CR: He’s also just a genius, like Donna. He can play every instrument, but as a drummer, when Donna and I play with him, both of us are like, “Whoa.” He’s so good, and unusual too, he does cool things I wouldn’t ever think of. So I love that, and also he’s just really reliable and fun to hang out with as well. He has a kid who’s friends with my kids, so that’s kind of neat too. When we hang out, our families hang out too sometimes. But both of them, I just really respect their songwriting and everything they do is amazing, so I’m very excited about this band.
Donna, what was it like for you working with Tim outside Lunchbox?
DM: We work pretty hand-in-glove together normally, so maybe it was different because Christina was the creative focus. I don’t know, for me he’s really easy to work with because we know each other so well. [laughs] He’s just so smart. He knows everything about recording and he’s got really good ideas sometimes about little things we could do.
CR: Yeah, it was cool for me too. It was a different experience because with my old band, we recorded with Gary Olson of Ladybug Transistor, but it took us like a week to record all my old band’s albums because they all live locally so we were just practicing all the time. It was also just a different time personally, like family-wise for me. But it wasn’t analog, we just recorded it digitally with my old band. So I do really love the process of analog and the sound of it as well. Before I met Mario and Donna it wasn’t something I had thought about really. With Burnt Palms, I think we recorded like a four-track on an analog thing, but it was just released on cassette. I feel like I didn’t care about it as much at the time, but working with Tim and Donna and Mario, I just feel like analog is sort of special.
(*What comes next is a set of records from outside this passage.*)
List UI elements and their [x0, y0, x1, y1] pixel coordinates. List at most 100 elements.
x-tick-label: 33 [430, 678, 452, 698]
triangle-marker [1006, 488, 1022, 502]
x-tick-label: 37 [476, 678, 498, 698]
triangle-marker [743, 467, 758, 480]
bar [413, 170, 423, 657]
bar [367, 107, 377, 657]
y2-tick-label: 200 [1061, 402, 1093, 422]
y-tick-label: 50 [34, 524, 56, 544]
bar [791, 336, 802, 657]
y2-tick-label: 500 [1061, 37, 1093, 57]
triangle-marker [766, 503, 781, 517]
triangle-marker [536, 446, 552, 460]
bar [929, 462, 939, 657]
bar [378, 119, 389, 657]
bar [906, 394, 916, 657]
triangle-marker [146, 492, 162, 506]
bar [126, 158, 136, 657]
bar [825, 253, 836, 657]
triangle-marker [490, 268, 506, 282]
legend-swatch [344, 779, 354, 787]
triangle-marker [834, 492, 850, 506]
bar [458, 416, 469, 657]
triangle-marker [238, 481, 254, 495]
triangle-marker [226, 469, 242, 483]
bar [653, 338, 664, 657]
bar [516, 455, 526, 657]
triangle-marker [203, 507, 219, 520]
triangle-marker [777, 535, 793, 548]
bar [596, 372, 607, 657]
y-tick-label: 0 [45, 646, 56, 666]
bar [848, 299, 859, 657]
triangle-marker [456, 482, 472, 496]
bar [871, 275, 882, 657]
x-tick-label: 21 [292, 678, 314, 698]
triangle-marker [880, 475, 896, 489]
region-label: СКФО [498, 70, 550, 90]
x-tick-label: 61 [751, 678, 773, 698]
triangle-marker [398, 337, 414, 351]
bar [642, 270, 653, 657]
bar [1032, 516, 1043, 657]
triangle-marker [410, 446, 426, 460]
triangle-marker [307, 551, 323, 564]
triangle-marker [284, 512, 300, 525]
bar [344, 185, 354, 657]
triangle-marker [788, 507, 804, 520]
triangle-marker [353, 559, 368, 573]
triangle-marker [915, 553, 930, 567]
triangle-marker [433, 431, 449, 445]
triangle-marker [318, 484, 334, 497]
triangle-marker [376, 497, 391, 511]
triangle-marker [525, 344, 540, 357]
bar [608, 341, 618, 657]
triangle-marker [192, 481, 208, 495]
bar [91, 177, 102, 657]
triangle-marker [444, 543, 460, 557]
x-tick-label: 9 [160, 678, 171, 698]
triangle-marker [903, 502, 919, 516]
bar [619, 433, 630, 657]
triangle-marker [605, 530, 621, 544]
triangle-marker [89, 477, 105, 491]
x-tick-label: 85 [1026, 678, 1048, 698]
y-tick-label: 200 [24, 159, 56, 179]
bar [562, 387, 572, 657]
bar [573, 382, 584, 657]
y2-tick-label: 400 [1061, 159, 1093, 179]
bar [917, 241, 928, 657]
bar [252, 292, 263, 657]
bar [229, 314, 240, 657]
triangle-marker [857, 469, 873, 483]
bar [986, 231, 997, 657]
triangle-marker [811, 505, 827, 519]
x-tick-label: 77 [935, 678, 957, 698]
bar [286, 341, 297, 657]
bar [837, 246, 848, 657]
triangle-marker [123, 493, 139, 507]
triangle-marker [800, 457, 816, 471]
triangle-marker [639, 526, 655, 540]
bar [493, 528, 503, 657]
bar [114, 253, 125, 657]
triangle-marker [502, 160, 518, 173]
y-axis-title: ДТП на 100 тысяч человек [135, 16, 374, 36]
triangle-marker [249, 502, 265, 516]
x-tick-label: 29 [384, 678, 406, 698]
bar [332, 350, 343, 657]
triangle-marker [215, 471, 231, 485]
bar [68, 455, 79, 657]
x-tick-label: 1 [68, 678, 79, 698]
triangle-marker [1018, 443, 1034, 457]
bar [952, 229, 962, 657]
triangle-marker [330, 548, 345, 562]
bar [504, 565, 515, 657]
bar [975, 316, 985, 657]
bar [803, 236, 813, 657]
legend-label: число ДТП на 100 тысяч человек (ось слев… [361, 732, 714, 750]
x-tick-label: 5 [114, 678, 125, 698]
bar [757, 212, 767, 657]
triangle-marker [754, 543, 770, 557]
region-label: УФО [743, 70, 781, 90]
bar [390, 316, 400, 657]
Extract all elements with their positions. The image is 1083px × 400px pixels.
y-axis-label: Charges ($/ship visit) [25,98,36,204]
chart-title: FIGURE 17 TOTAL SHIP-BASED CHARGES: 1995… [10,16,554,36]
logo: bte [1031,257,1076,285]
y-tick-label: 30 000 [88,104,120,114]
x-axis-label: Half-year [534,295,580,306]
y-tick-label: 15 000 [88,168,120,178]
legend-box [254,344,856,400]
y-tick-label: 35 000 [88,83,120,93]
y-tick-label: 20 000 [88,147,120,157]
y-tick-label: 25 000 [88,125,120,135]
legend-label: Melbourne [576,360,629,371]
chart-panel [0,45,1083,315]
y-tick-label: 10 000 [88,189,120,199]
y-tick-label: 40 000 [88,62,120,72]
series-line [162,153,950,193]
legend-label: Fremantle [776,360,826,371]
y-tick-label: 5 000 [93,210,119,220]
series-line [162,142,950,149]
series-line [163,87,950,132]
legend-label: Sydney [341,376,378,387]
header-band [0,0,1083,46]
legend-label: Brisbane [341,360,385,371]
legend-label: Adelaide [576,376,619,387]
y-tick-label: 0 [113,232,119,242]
I wanted to go back to the idea of artsickness in relation to a song like the opening track, where you talk about feelings of frustration and dissatisfaction. To what extent does music offer a respite from that for you?
CR: Oh, totally. I think it is also a coping mechanism for me, music, for my mental health. That song I actually wrote quite a few years ago, because I originally wrote it for my old band, but we never recorded it. And that was also interesting because it sounded totally different with my old band – when we’d practice they were playing different things, they’re different musicians. So when I brought it to this project, I just felt it really suited the album and the other songs, the theme of it and the feeling of it. I still relate to the lyrics of that song. I spend a lot of my time feeling like I need to do something, sort of all over the place, sometimes.
DM: I don’t know if you noticed, but Christina’s an amazing artist all around. She’s a photographer, and she’s done a lot of videos – she did a video for Lunchbox, she did a video for Mario’s band, she did all the videos for us. It’s like she can do anything.
CR: Thank you. That’s so sweet. Again, it sort of just feels like part of who I am, creating and exploring things and just experimenting my way through things. I do get discouraged sometimes and think like, “Oh man, I don’t know if this is any good.” It’s easy to beat oneself up, you know? I think that is sometimes a theme in some of my songs too, just how I struggle with not doing enough because I am restless. Even though I’m doing so much, sometimes it still doesn’t feel like enough. But then I get maxed out.
This interview has been edited and condensed for clarity and length.